Shared norms and values

The challenges we encounter with the principles of transparency and accountability are not unique to the philanthropy community; they cut across the whole of Europe and across every sector. Concepts that rise to the level of being norms require shared values, but it seems transparency and accountability are still being negotiated. I don't know what the view of Europe looks like from Spain or Germany, but from the Netherlands it is pretty apparent that European nations and peoples have not yet agreed on a normative transparency practice. The differences amongst cultures are very large, with the value of transparency assigned quite highly in places like the U.K., and privacy rights and the concomitant willingness to trust valued highly in other cultures. A comparison with the United States on these issues leads to unrealistic expectations because the U.S. has culturally shared national norms and values on transparency and accountability, as well as specific laws for the philanthropy sector to reinforce them.

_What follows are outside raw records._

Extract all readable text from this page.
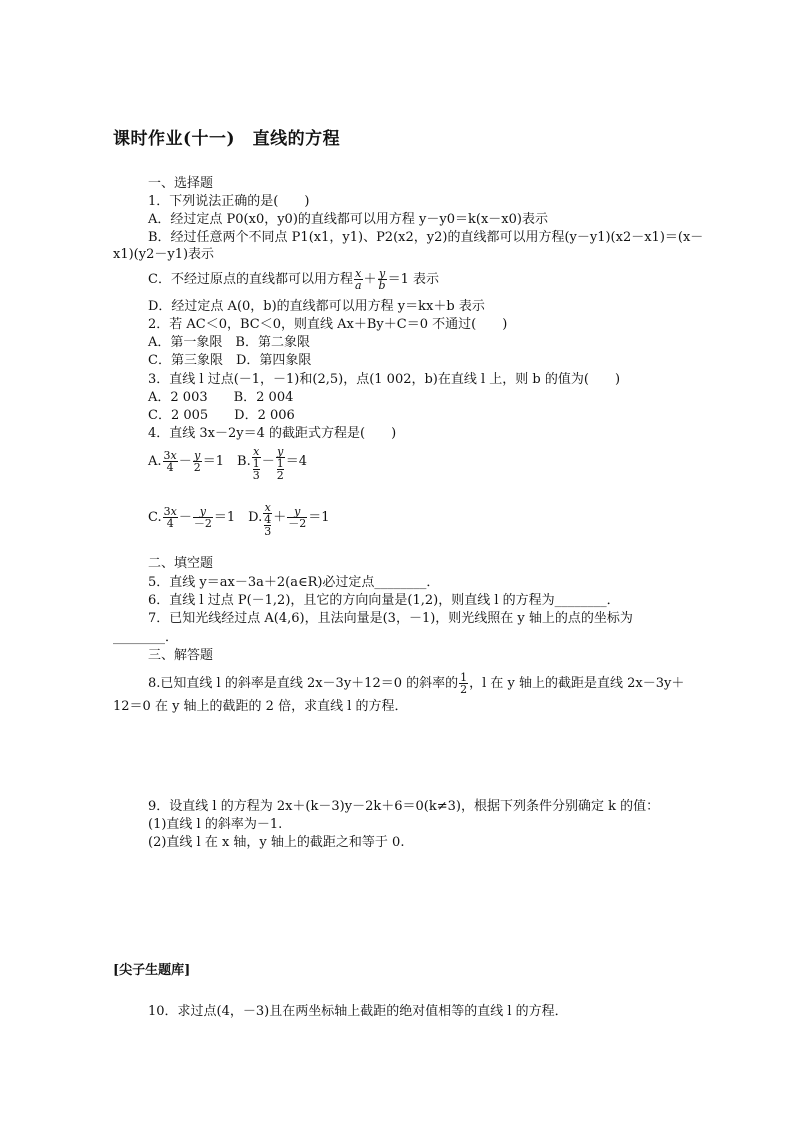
课时作业(十一)　直线的方程
一、选择题
1．下列说法正确的是(　　)
A．经过定点 P0(x0，y0)的直线都可以用方程 y－y0＝k(x－x0)表示
B．经过任意两个不同点 P1(x1，y1)、P2(x2，y2)的直线都可以用方程(y－y1)(x2－x1)＝(x－
x1)(y2－y1)表示
C．不经过原点的直线都可以用方程 $\frac{x}{a} + \frac{y}{b} =1$ 表示
D．经过定点 A(0，b)的直线都可以用方程 y＝kx＋b 表示
2．若 AC＜0，BC＜0，则直线 Ax＋By＋C＝0 不通过(　　)
A．第一象限　B．第二象限
C．第三象限　D．第四象限
3．直线 l 过点(－1，－1)和(2,5)，点(1 002，b)在直线 l 上，则 b 的值为(　　)
A．2 003　　B．2 004
C．2 005　　D．2 006
4．直线 3x－2y＝4 的截距式方程是(　　)
A. $\frac{3x}{4} - \frac{y}{2} =1$　B. x
1
3 － y
1
2 ＝4
C. $\frac{3x}{4} - \frac{y}{-2} =1$　D. x
4
$3 + \frac{y}{-2} =1$
二、填空题
5．直线 y＝ax－3a＋2(a∈R)必过定点________．
6．直线 l 过点 P(－1,2)，且它的方向向量是(1,2)，则直线 l 的方程为________．
7．已知光线经过点 A(4,6)，且法向量是(3，－1)，则光线照在 y 轴上的点的坐标为
________．
三、解答题
8.已知直线 l 的斜率是直线 2x－3y＋12＝0 的斜率的 $\frac{1}{2}$ ，l 在 y 轴上的截距是直线 2x－3y＋
12＝0 在 y 轴上的截距的 2 倍，求直线 l 的方程．
9．设直线 l 的方程为 2x＋(k－3)y－2k＋6＝0(k≠3)，根据下列条件分别确定 k 的值：
(1)直线 l 的斜率为－1.
(2)直线 l 在 x 轴，y 轴上的截距之和等于 0.
[尖子生题库]
10．求过点(4，－3)且在两坐标轴上截距的绝对值相等的直线 l 的方程．
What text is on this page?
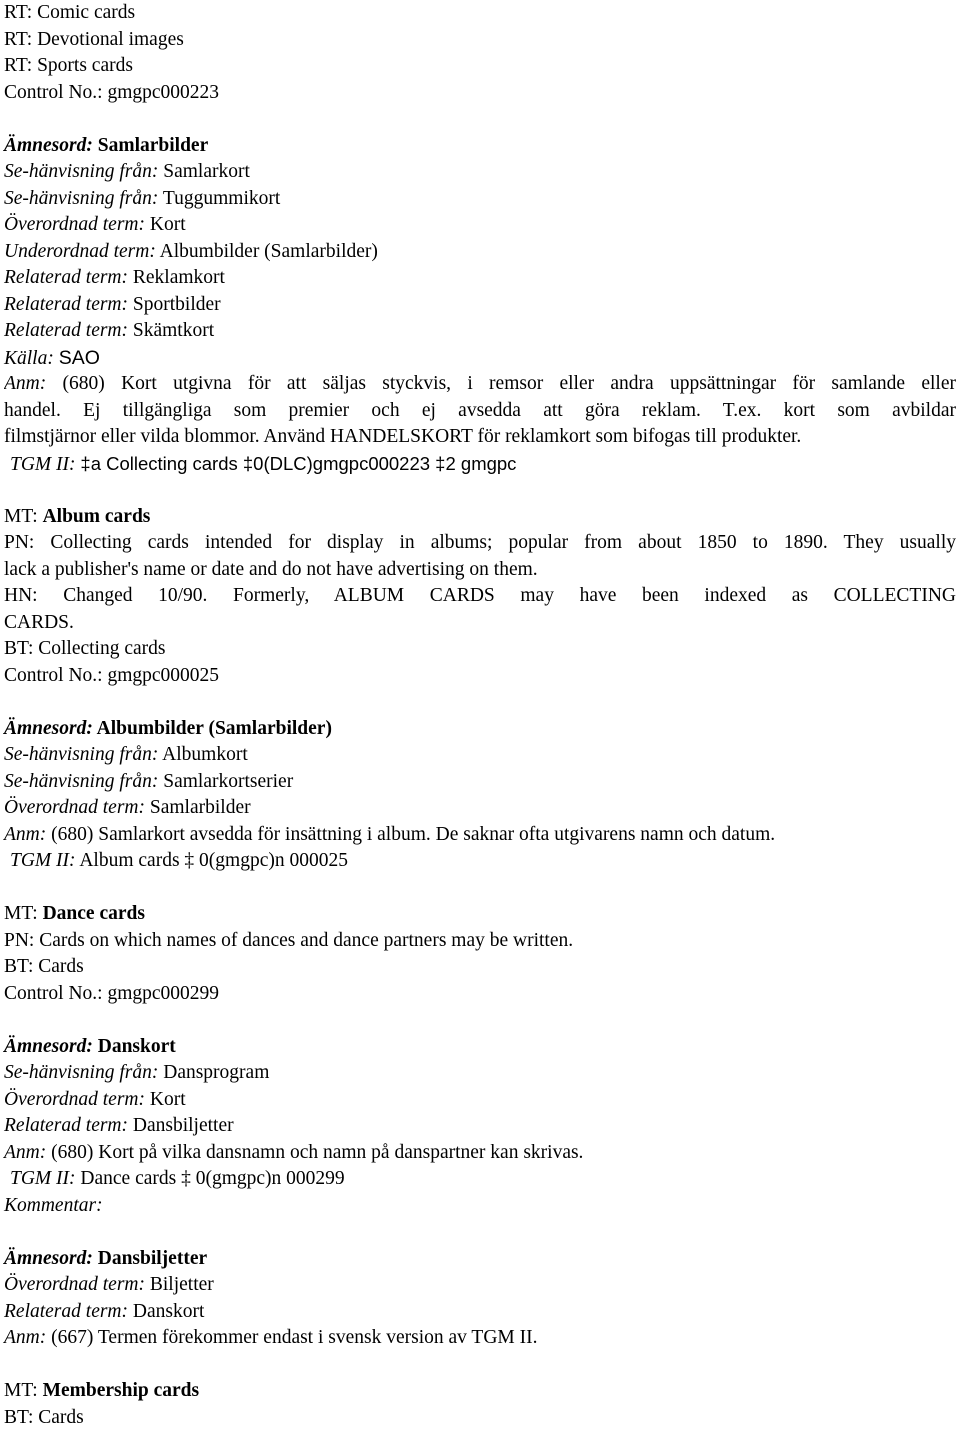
RT: Comic cards
RT: Devotional images
RT: Sports cards
Control No.: gmgpc000223
Ämnesord: Samlarbilder
Se-hänvisning från: Samlarkort
Se-hänvisning från: Tuggummikort
Överordnad term: Kort
Underordnad term: Albumbilder (Samlarbilder)
Relaterad term: Reklamkort
Relaterad term: Sportbilder
Relaterad term: Skämtkort
Källa: SAO
Anm: (680) Kort utgivna för att säljas styckvis, i remsor eller andra uppsättningar för samlande eller
handel. Ej tillgängliga som premier och ej avsedda att göra reklam. T.ex. kort som avbildar
filmstjärnor eller vilda blommor. Använd HANDELSKORT för reklamkort som bifogas till produkter.
TGM II: ‡a Collecting cards ‡0(DLC)gmgpc000223 ‡2 gmgpc
MT: Album cards
PN: Collecting cards intended for display in albums; popular from about 1850 to 1890. They usually
lack a publisher's name or date and do not have advertising on them.
HN: Changed 10/90. Formerly, ALBUM CARDS may have been indexed as COLLECTING
CARDS.
BT: Collecting cards
Control No.: gmgpc000025
Ämnesord: Albumbilder (Samlarbilder)
Se-hänvisning från: Albumkort
Se-hänvisning från: Samlarkortserier
Överordnad term: Samlarbilder
Anm: (680) Samlarkort avsedda för insättning i album. De saknar ofta utgivarens namn och datum.
TGM II: Album cards ‡ 0(gmgpc)n 000025
MT: Dance cards
PN: Cards on which names of dances and dance partners may be written.
BT: Cards
Control No.: gmgpc000299
Ämnesord: Danskort
Se-hänvisning från: Dansprogram
Överordnad term: Kort
Relaterad term: Dansbiljetter
Anm: (680) Kort på vilka dansnamn och namn på danspartner kan skrivas.
TGM II: Dance cards ‡ 0(gmgpc)n 000299
Kommentar:
Ämnesord: Dansbiljetter
Överordnad term: Biljetter
Relaterad term: Danskort
Anm: (667) Termen förekommer endast i svensk version av TGM II.
MT: Membership cards
BT: Cards
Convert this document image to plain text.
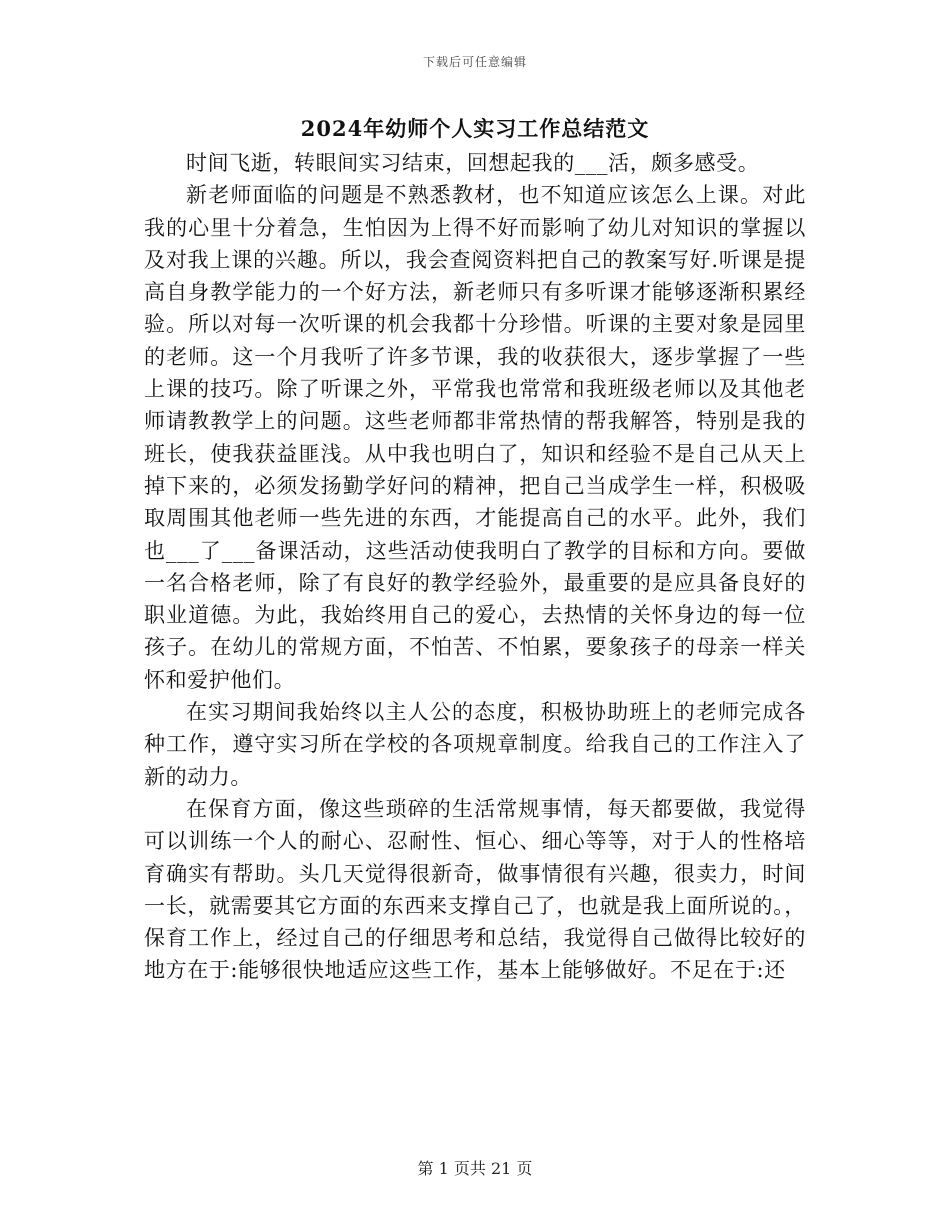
下载后可任意编辑
2024年幼师个人实习工作总结范文

时间飞逝，转眼间实习结束，回想起我的___活，颇多感受。

新老师面临的问题是不熟悉教材，也不知道应该怎么上课。对此我的心里十分着急，生怕因为上得不好而影响了幼儿对知识的掌握以及对我上课的兴趣。所以，我会查阅资料把自己的教案写好.听课是提高自身教学能力的一个好方法，新老师只有多听课才能够逐渐积累经验。所以对每一次听课的机会我都十分珍惜。听课的主要对象是园里的老师。这一个月我听了许多节课，我的收获很大，逐步掌握了一些上课的技巧。除了听课之外，平常我也常常和我班级老师以及其他老师请教教学上的问题。这些老师都非常热情的帮我解答，特别是我的班长，使我获益匪浅。从中我也明白了，知识和经验不是自己从天上掉下来的，必须发扬勤学好问的精神，把自己当成学生一样，积极吸取周围其他老师一些先进的东西，才能提高自己的水平。此外，我们也___了___备课活动，这些活动使我明白了教学的目标和方向。要做一名合格老师，除了有良好的教学经验外，最重要的是应具备良好的职业道德。为此，我始终用自己的爱心，去热情的关怀身边的每一位孩子。在幼儿的常规方面，不怕苦、不怕累，要象孩子的母亲一样关怀和爱护他们。

在实习期间我始终以主人公的态度，积极协助班上的老师完成各种工作，遵守实习所在学校的各项规章制度。给我自己的工作注入了新的动力。

在保育方面，像这些琐碎的生活常规事情，每天都要做，我觉得可以训练一个人的耐心、忍耐性、恒心、细心等等，对于人的性格培育确实有帮助。头几天觉得很新奇，做事情很有兴趣，很卖力，时间一长，就需要其它方面的东西来支撑自己了，也就是我上面所说的。，保育工作上，经过自己的仔细思考和总结，我觉得自己做得比较好的地方在于:能够很快地适应这些工作，基本上能够做好。不足在于:还

第 1 页共 21 页
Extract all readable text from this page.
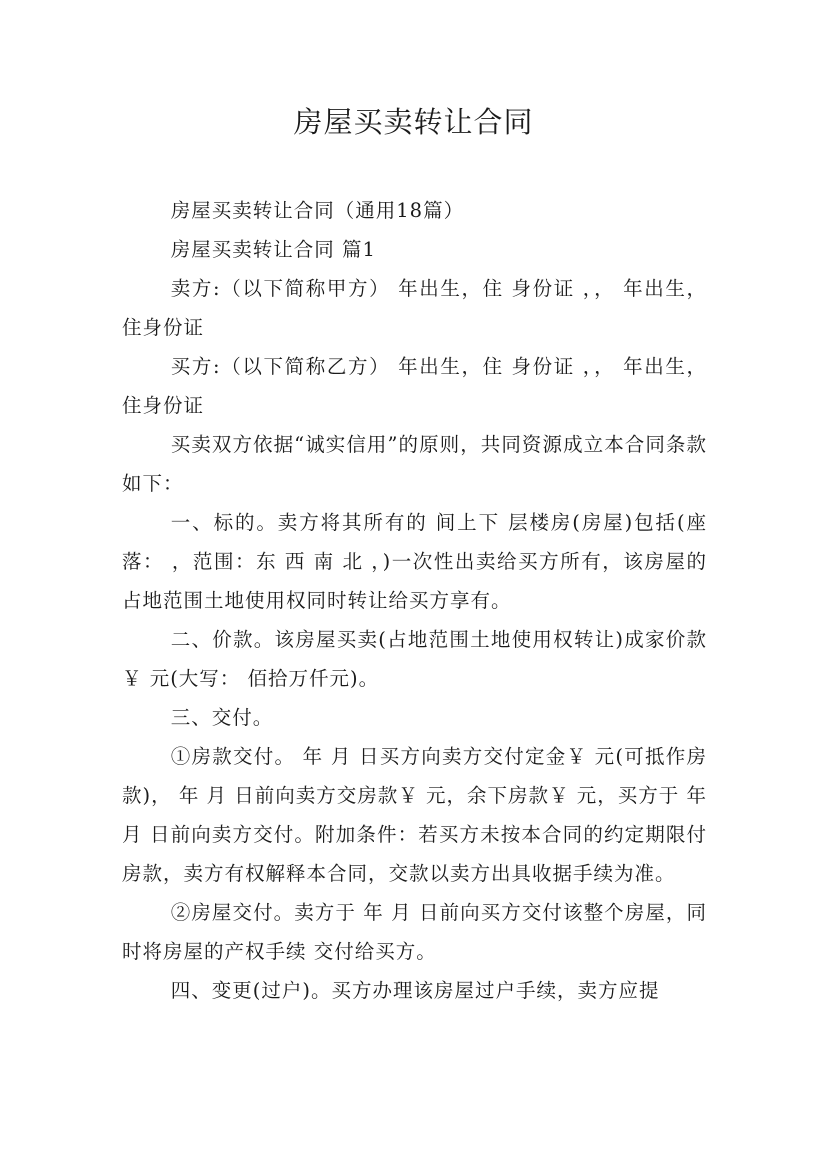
房屋买卖转让合同

房屋买卖转让合同（通用18篇）

房屋买卖转让合同 篇1

卖方:（以下简称甲方） 年出生，住 身份证 ，， 年出生，住身份证

买方:（以下简称乙方） 年出生，住 身份证 ，， 年出生，住身份证

买卖双方依据“诚实信用”的原则，共同资源成立本合同条款如下：

一、标的。卖方将其所有的 间上下 层楼房(房屋)包括(座落： ，范围：东 西 南 北 ，)一次性出卖给买方所有，该房屋的占地范围土地使用权同时转让给买方享有。

二、价款。该房屋买卖(占地范围土地使用权转让)成家价款￥ 元(大写： 佰拾万仟元)。

三、交付。

①房款交付。 年 月 日买方向卖方交付定金￥ 元(可抵作房款)， 年 月 日前向卖方交房款￥ 元，余下房款￥ 元，买方于 年 月 日前向卖方交付。附加条件：若买方未按本合同的约定期限付房款，卖方有权解释本合同，交款以卖方出具收据手续为准。

②房屋交付。卖方于 年 月 日前向买方交付该整个房屋，同时将房屋的产权手续 交付给买方。

四、变更(过户)。买方办理该房屋过户手续，卖方应提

Europe has neither.

Just this week I bumped up against this issue when what I considered to be a "normal" transparency practice—listing how much money the Bernard van Leer Foundation has invested in each project supporting Roma children—was in fact not the shared norm amongst 12 European foundations all supporting Roma communities. Other types of information were shared but the level of investment, not. Shared norms and values are an essential first ingredient to greater transparency.

Defining the stakeholders

Defining the stakeholders whose needs could be met by greater transparency and accountability would be an important, persuasive argument for foundations in Europe to understand the value of creating a common information source about our work and, more critically, the rationale to invest in it. But, the stakeholders demanding greater transparency and accountability from European foundations are not readily identifiable. Is it the beneficiaries? The media? The national governments? These stakeholders continue to firmly identify and operate within a national context. National governments are demanding transparency within their own national borders. Beneficiaries, a primary stakeholder for any foundation, are themselves not identified as Europeans—an important condition to becoming a stakeholder in a European context. And the pan-European media like Euronews is not yet focusing on European civic stakeholders of any sort.

Oddly enough, the key stakeholder that comes to mind is European foundations. It is us. We could actually benefit the most from sharing our basic information with each other because it helps all individual foundations to be more visible; it adds credibility and weight to our actions as a sector; it makes us smarter in our daily actions as we can more easily share knowledge on common themes; and lastly, it keeps us from wasting scarce resources by eliminating duplication of efforts.

Moving forward

The place to watch for greater transparency is in foundation collaborations. The EFC Forum for Roma Inclusion as noted above has just begun to develop a shared database on projects supporting Roma communities. What information is considered "normal" to share becomes an immediate point of discussion and through that discussion standards are developed. Other collaborations like that spearheaded by Mama Cash on gender issues generate an immediate need and value for greater transparency.

Fortunately, we are all much better equipped today to actually improve our practice as technology gains and networks grow. The creation of the EFC and the Donors and Foundations Networks in Europe (DAFNE) and a common currency help to resolve many of the obstacles formerly making it difficult to gather and compare information across the continent. When we are able to develop common European philanthropic transparency practices we will be in a much better position to address transparency's big sister: accountability.